Perhaps he has, for a while. But much larger forces are reshaping the Middle East, just as happened in eastern Europe in 1989. The old paradigm has shifted so far as to be irrelevant.
This will never be more evident than in September when the UN General Assembly votes for an independent Palestinian state. Ironically, the Palestinian leadership has followed the example of the Yishuv, the pre-1948 Israel state-in-waiting. The PA has quietly, steadily and with considerable success, built up its institutions to prepare for statehood, while garnering ever-more diplomatic support. The World Bank and the International Monetary Fund have both endorsed the PA's economic policies.

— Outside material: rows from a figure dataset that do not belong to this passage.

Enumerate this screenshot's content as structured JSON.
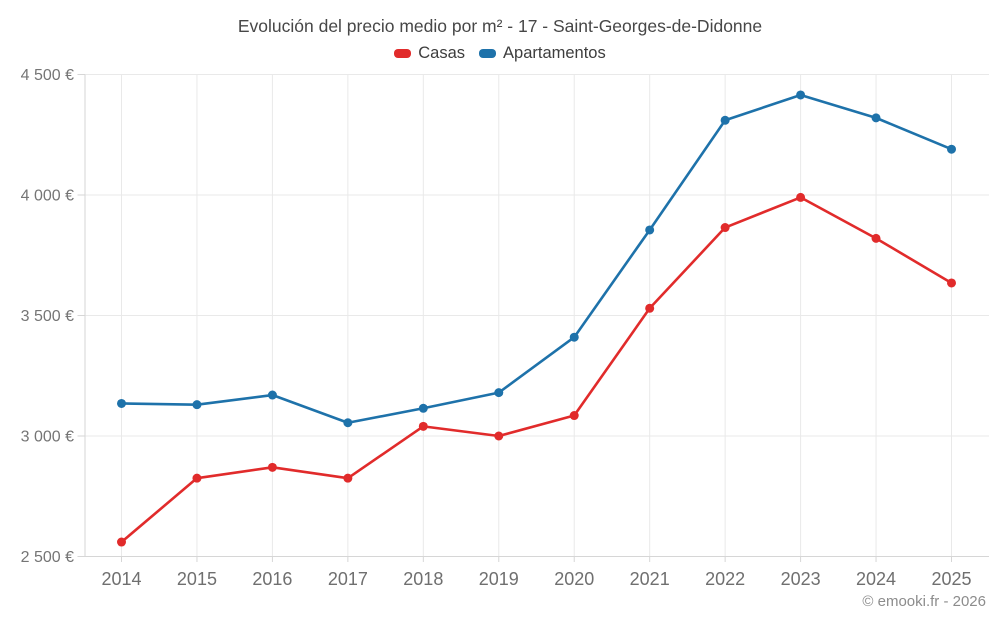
{
  "chart_data": {
    "type": "line",
    "title": "Evolución del precio medio por m² - 17 - Saint-Georges-de-Didonne",
    "x": [
      "2014",
      "2015",
      "2016",
      "2017",
      "2018",
      "2019",
      "2020",
      "2021",
      "2022",
      "2023",
      "2024",
      "2025"
    ],
    "series": [
      {
        "name": "Casas",
        "color": "#e12b2b",
        "values": [
          2560,
          2825,
          2870,
          2825,
          3040,
          3000,
          3085,
          3530,
          3865,
          3990,
          3820,
          3635
        ]
      },
      {
        "name": "Apartamentos",
        "color": "#1e72aa",
        "values": [
          3135,
          3130,
          3170,
          3055,
          3115,
          3180,
          3410,
          3855,
          4310,
          4415,
          4320,
          4190
        ]
      }
    ],
    "ylim": [
      2500,
      4500
    ],
    "yticks": [
      {
        "value": 2500,
        "label": "2 500 €"
      },
      {
        "value": 3000,
        "label": "3 000 €"
      },
      {
        "value": 3500,
        "label": "3 500 €"
      },
      {
        "value": 4000,
        "label": "4 000 €"
      },
      {
        "value": 4500,
        "label": "4 500 €"
      }
    ],
    "xlabel": "",
    "ylabel": "",
    "grid": true,
    "legend_position": "top"
  },
  "footer": {
    "copyright": "© emooki.fr - 2026"
  },
  "colors": {
    "background": "#ffffff",
    "grid_line": "#e9e9e9",
    "axis_line": "#d6d6d6",
    "tick_mark": "#d6d6d6",
    "y_tick_label": "#757575",
    "x_tick_label": "#6f6f6f",
    "title_text": "#474747",
    "legend_text": "#3d3d3d",
    "footer_text": "#8c8c8c"
  }
}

The PA, according to the IMF, is "now able to conduct the sound economic policies expected of a future well-functioning Palestinian state, given its solid track-record in reforms and institution building in public finance and financial areas". The Palestinian leadership wants to strengthen trade and economic links with Israel and increasing numbers of Israeli businessmen and women regularly travel to Ramallah, the de facto capital of Palestine, to discuss business ties.
Israeli officials know that a vote to establish a Palestinian state would be a diplomatic disaster for the country. It would draw the world's attention to the unceasing appropriation of Palestinian land; the apartheid-like system of separate roads, water supplies and security arrangements for settlers that prevents the development of a viable Palestinian state. It would increase Israel's worsening diplomatic isolation and turn an issue of military occupation into an international legal conflict between two states.
Congress may cheer Netanyahu but the exasperation with his hardline government is growing in Washington DC - and among American Jewry. Much of the young generation, liberal-minded and politically aware, no longer even bothers trying to justify Israel's unwillingness to negotiate a final settlement. As Peter Beinart noted in a seminal essay in the New York Review of Books in 2008, the student senate at Brandeis University, a Jewish institution, rejected a resolution commemorating Israel's 60th anniversary. That is bad news. If young American Jews move away from Israel, so, eventually, will Congress.
Even the titans of Israel's security establishment - no bleeding-heart liberals - believe Netanyahu's obduracy is leading the country to disaster. Earlier this month, former Mossad head Meir Dagan launched a powerful attack on Netanyahu, reportedly describing the PM and Ehud Barak, the Defence Minister, as "reckless and irresponsible". Dagan strongly criticised Israel's failure to offer the Palestinians a peace initiative. He called for Israel to negotiate on the basis of the 2002 Saudi peace plan, endorsed by the Arab League, which offered normalisation of relations in exchange for a sovereign Palestinian state on the West Bank with its capital in East Jerusalem.
That plan is not perfect but is a good start for discussions. For, as the only fully sovereign democracy in the Middle East, Israel has an immense amount to offer the new Arab regimes. Revolution, as the young idealists of Tunis and Cairo are rapidly discovering, means more than a change at the top. It demands independent institutions: a free judiciary, an aggressive press and a powerful civil society. Israel has all of these. Even hardline Palestinian nationalists will quietly admit that Israel's democracy, and the rule of law, is an exemplar for the Palestinian state-in-the-making.
Netanyahu and his ministers must ride the flood-tide rushing across the Middle East. Otherwise, like the grey men who ruled Eastern Europe until 1989, they will be swept aside.